La puerta de mi apartamento se cerró con un chasquido sordo que resonó en la penumbra como un punto final. Antes de que mis ojos se adaptaran a la oscuridad, las manos de Adán ya recorrían mi espalda con una urgencia que no le recordaba. Este no era el hombre metódico que planificaba cada caricia como un movimiento de ajedrez; era un extraño poseído por una fiebre que me intrigaba y repelía por igual.
—Seremos mejores que antes —murmuró contra mi cuello, mientras su boca trazaba un camino húmedo hacia el escote—. Volveremos a la cima de nuestro mundo.
Permití que mis dedos se enredaran en su cabello, pero mi sonrisa se ocultó en la sombra. ¿Nuestro mundo?, pensé con ironía. El mundo que construí sobre las ruinas que dejaste. Mientras ayudaba a quitarle el saco —arrojándolo sobre el sillón como un estorbo—, una parte de mí observaba la escena desde lejos: la viuda negra tejiendo su red con hilos de nostalgia falsa.
Su pecho, ahora tonificado como en sus años de nadador, palpitaba bajo mis palmas. Las cicatrices que el tiempo y el estrés habían grabado en su piel eran mapas de batallas que yo no había compartido. Sus manos, por su parte, trabajaban el cierre de mi vestido con una destreza renovada.
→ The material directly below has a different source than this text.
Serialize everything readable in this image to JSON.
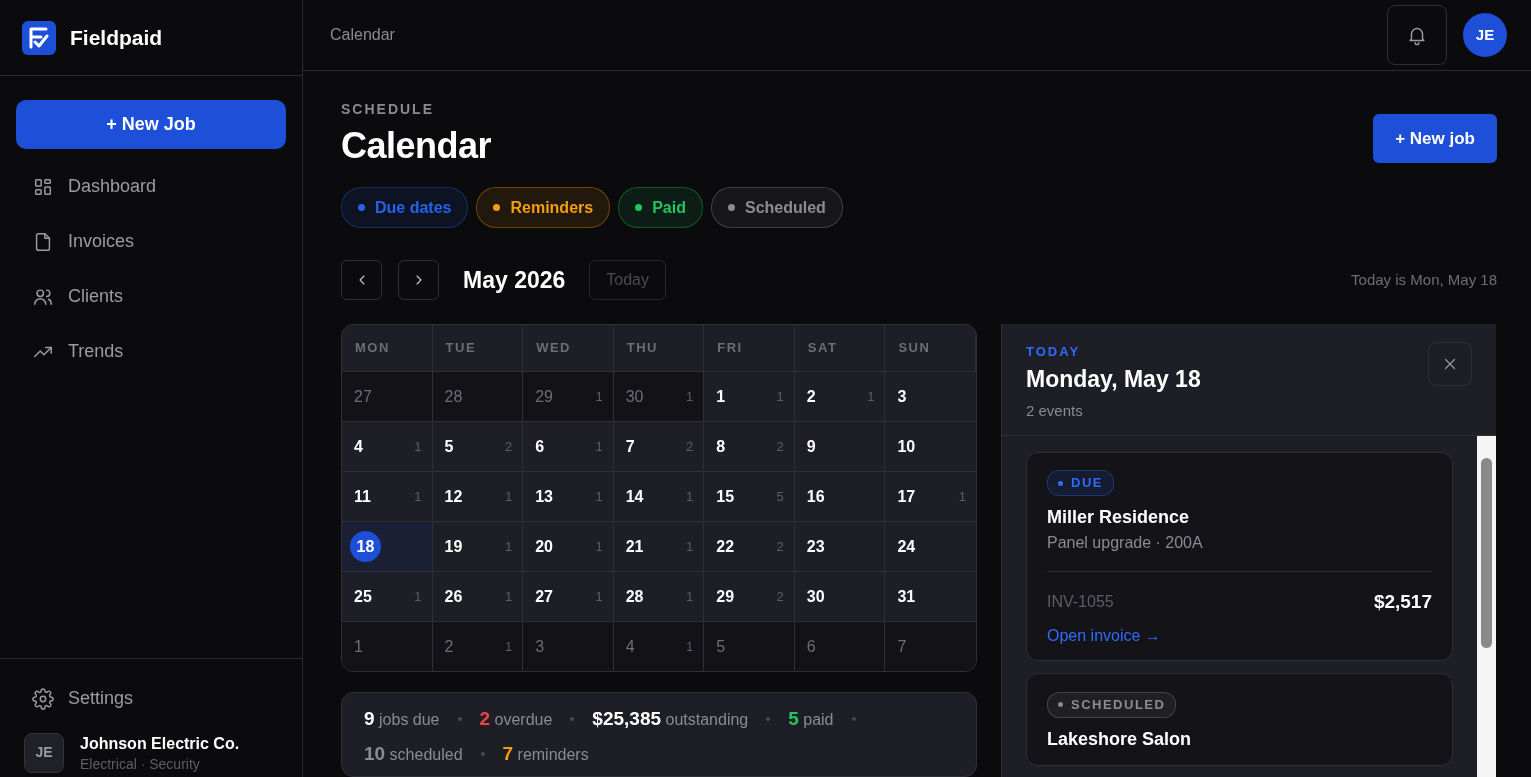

La seda cayó a mis pies como una segunda piel abandonada.
—Eres tan hermosa —susurró, y por un instante creí detectar un temblor genuino en su voz—. Serás mi prioridad ahora.
Callé la carcajada que me abrasaba la garganta. En lugar de eso, arqueé la espalda cuando sus labios encontraron mis pezones, mordiéndome el labio hasta sentir el sabor metálico de la sangre. Disfruta el espectáculo, me ordené. Esta es tu obra maestra de venganza: hacerlo creer que el fuego aún arde.
Nos desplazamos al sillón, un mueble de cuero blanco que había elegido precisamente por su frialdad. Sus caricias eran más insistentes ahora, más demandantes. Cuando desabroché su pantalón, lo hizo con una torpeza que delataba su desesperación.
—Vamos a la cama —supliqué, fingiendo un jadeo—. Por favor.
Alzarme en sus brazos fue un cálculo preciso: mis piernas se cerraron alrededor de su cintura como una trampa. En el dormitorio, la luz de la luna filtraba por las cortinas de gasa, proyectando sombras danzantes sobre las sábanas de satín. Al dejar caer mi tanga, sus dedos temblaron levemente. Interesante, anoté mentalmente. El gran Adán Celiav puede sentir nerviosismo.
Estiré el brazo hacia el cajón de la mesilla, pero él interceptó mi movimiento.
—¿Es necesario? —preguntó, con una ceja arqueada que pretendía seducción.
—Siempre —respondí, entregándole el condón con una sonrisa que no llegaba a mis ojos—. Las reglas han cambiado, cariño.
La penetración fue un shock. Un golpe seco que me arrancó un gemido ahogado. Su cuerpo, familiar y a la vez ajeno, se movía con una violencia que no esperaba. Cada embestida era una pregunta, cada respiración entrecortada una súplica.
—Dime que podremos empezar de nuevo —jadeó, clavando las uñas en mis caderas—. Dímelo, Ana.
—No lo sé —mentí, dejando que mi voz sonara quebrada—. Solo… disfrutemos esto.
—¡Joder! —gruñó, saliendo de mí de repente—. Lo harás decir.
El siguiente empuje fue brutal, deliberado. Un castigo y una promesa. Y entonces, contra toda lógica, mi cuerpo traicionó a mi mente. El orgasmo estalló como una ola de lava, arrasando con mi cálculo frío. Grité su nombre, mis uñas marcando surros en su espalda mientras el mundo se desvanecía en blanco.
Al recobrar el aliento, la culpa ya esperaba agazapada. Adán dormía a mi lado, una sonrisa satisfecha en sus labios. Yo contemplaba el techo, sintiendo cómo las gotas de sudor se enfriaban sobre mi piel como lágrimas ajenas.
La vibración del celular cortó el silencio. Un mensaje de Xavier:
«Me encanta ser el tercero en discordia. O ¿el cuarto? Dime a qué juego jugamos.»
Mi respuesta fue un susurro de teclas bajo las sábanas:
«El mismo que jugó el estafador cuando pensó que podría engañar a la mujer equivocada.»
Al cerrar los ojos, la sonrisa que dibujé no era de triunfo, sino de reconocimiento. En este tablero de apariencias, todos éramos piezas moviéndose en la oscuridad. Y yo, al fin, había aprendido a jugar sin necesidad de luz.